Ertesi sabah uyandığında “DEAŞ’çılar kafa kesti” şeklindeki haberlerle karşılaştığını vurgulayan oyuncu, süreci şöyle detaylandırdı: “Biz onu sedye pozisyonunda taşırken, onlar işlerine yarayacak o kareyi yakalamışlardı. Çünkü fotoğrafta sakallı insanlar vardı ve bir rol gereği benim de sakalım uzundu. Beni tanımak zorunda değillerdi fakat küçük bir araştırmayla, Google görsellerinden kim olduğumu bulabilecekleri bir oyuncuydum. Sabah 08:00-09:00 gibi eve gelip yatabildik. 2-3 saatlik bir uykunun ardından kalktığımda bu korkunç tabloyla karşılaştım ve hemen ilk itirazımı yaptım. Aslında büyük bir hata yapmışlardı. ‘Ulan pervasızlar, o bendim’ diyerek kendi fotoğrafımla birlikte bir paylaşım yaptım. Çünkü üzerimde kan lekeleri olan ve o yaralıyı taşırken giydiğim pantolonun fotoğrafını da eklemiştim. Sonrasında bildiğiniz gibi olaylar farklı bir yöne evrildi. 2 bin ila 2 bin 500’ün üzerinde tehdit ve hakaret mesajı aldım. Güya 3 gazete, aynı fotoğrafı aynı manşetle yayımlamıştı. Cumhuriyet savcılığına, itibar suikastı, yalan haber ve manipülasyon yaptıkları gerekçesiyle suç duyurusunda bulunduk. İfadeleri alındıktan sonra birkaç gün içinde tekzip yayınladılar.”

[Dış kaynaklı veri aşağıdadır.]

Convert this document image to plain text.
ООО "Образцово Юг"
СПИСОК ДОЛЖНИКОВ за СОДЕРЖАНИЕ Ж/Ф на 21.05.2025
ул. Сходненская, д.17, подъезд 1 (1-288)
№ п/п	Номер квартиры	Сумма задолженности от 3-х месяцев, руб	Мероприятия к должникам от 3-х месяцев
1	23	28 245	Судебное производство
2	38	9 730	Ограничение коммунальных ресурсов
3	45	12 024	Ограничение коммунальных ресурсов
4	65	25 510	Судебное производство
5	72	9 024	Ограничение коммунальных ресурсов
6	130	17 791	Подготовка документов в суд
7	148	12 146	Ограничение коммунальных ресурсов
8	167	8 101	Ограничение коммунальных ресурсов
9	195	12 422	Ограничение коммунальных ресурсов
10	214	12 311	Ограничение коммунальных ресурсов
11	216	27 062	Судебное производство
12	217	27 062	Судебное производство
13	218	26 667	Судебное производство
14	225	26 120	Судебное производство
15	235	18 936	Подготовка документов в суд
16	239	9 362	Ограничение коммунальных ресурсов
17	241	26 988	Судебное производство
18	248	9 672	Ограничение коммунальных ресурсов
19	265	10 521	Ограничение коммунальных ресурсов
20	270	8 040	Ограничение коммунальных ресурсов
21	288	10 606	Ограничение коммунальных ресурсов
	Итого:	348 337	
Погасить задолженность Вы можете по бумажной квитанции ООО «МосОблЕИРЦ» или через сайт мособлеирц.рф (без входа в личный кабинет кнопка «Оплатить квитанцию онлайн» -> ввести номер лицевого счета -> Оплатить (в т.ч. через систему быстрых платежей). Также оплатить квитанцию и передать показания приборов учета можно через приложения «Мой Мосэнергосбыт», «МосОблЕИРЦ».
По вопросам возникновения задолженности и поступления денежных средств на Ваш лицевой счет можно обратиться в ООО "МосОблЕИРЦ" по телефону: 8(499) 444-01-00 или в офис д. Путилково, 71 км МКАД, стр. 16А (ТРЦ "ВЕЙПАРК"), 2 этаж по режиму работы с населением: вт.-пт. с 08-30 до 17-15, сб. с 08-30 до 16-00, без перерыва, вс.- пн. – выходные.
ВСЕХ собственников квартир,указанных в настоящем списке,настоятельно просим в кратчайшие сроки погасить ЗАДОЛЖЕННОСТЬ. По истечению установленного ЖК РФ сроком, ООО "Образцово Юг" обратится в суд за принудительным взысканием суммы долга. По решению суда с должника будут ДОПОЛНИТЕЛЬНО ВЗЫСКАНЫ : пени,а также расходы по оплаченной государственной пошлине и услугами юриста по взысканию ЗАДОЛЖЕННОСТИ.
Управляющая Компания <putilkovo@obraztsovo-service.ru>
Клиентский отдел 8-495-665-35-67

Ali Nuri Türkoğlu, 15 Temmuz darbe girişiminin bir daha yaşanmaması adına unutulmaması gerektiğinin altını çizerek, “Bu ifade malum, soykırımlar için de kullanılır. Darbeler de asla unutulmamalıdır. Darbe bir ahlaksızlıktır ve bu ahlaksızlığın kesinlikle hatırlanması gerekir,” dedi.

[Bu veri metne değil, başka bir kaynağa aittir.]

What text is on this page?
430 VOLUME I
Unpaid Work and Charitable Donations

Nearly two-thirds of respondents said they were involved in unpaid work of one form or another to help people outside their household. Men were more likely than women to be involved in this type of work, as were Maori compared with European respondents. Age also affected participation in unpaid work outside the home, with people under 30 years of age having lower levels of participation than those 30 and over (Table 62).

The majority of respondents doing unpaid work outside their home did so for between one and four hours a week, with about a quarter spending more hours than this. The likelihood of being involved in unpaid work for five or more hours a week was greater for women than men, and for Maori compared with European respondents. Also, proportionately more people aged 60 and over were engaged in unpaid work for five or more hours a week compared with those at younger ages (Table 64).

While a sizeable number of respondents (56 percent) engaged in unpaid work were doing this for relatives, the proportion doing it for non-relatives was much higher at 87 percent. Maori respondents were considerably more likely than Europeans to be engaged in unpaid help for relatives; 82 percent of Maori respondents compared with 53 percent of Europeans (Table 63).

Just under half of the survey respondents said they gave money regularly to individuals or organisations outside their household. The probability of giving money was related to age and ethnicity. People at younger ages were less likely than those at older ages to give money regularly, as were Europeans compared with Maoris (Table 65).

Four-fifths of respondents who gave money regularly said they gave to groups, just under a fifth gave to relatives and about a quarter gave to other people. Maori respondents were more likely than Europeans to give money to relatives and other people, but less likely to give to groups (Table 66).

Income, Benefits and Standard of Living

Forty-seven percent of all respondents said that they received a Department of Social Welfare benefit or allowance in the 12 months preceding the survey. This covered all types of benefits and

Sanatçılardan “Darbe kimden gelirse gelsin, ahlaksızlıktır” şeklinde bir açıklama beklediğini ifade eden Türkoğlu, eleştirilerini şöyle sürdürdü: “Ne münferit olarak ne de sanat dernekleri, oyuncu dernekleri veya sendikaları gibi toplu yapılardan böyle bir açıklama göremedik. Sanat camiası, her zaman olduğu gibi bu konuda da sessizliğini korudu. Tıpkı bugün Filistin meselesinde takındıkları tavır gibi. Biz diyoruz ki, bu insani ve vicdani bir meseledir. Filistin meselesi de öyledir. Toplumu ilgilendiren, insana ve vicdana dokunan her olayda sanatçı, vicdanın sesi olmalıdır. İdeal olan budur. Maalesef kararmış, susturulmuş kalpler ve kilitlenmiş ağızlarla muhatap olmak durumunda kalıyoruz. Türk toplumu bunu hak etmiyor. Daha münevver, aydın ve sanatın tanımını tam anlamıyla yapabilen bir sanatçı topluluğuna ihtiyacımız var.”

15 Temmuz darbe girişiminin unutulmaması gerektiğini bir kez daha vurgulayan Türkoğlu, sözlerini şöyle tamamladı: “Hatırlamakta büyük fayda var. Bunu akıllarından çıkarmasınlar. Belki bugün o cüreti tekrar gösteremezler, o pervasızlığa kalkışamazlar ama Türkiye gibi bir ülke için bu tehlike her zaman mevcuttur ve geçerlidir. Bunu unutmayalım.”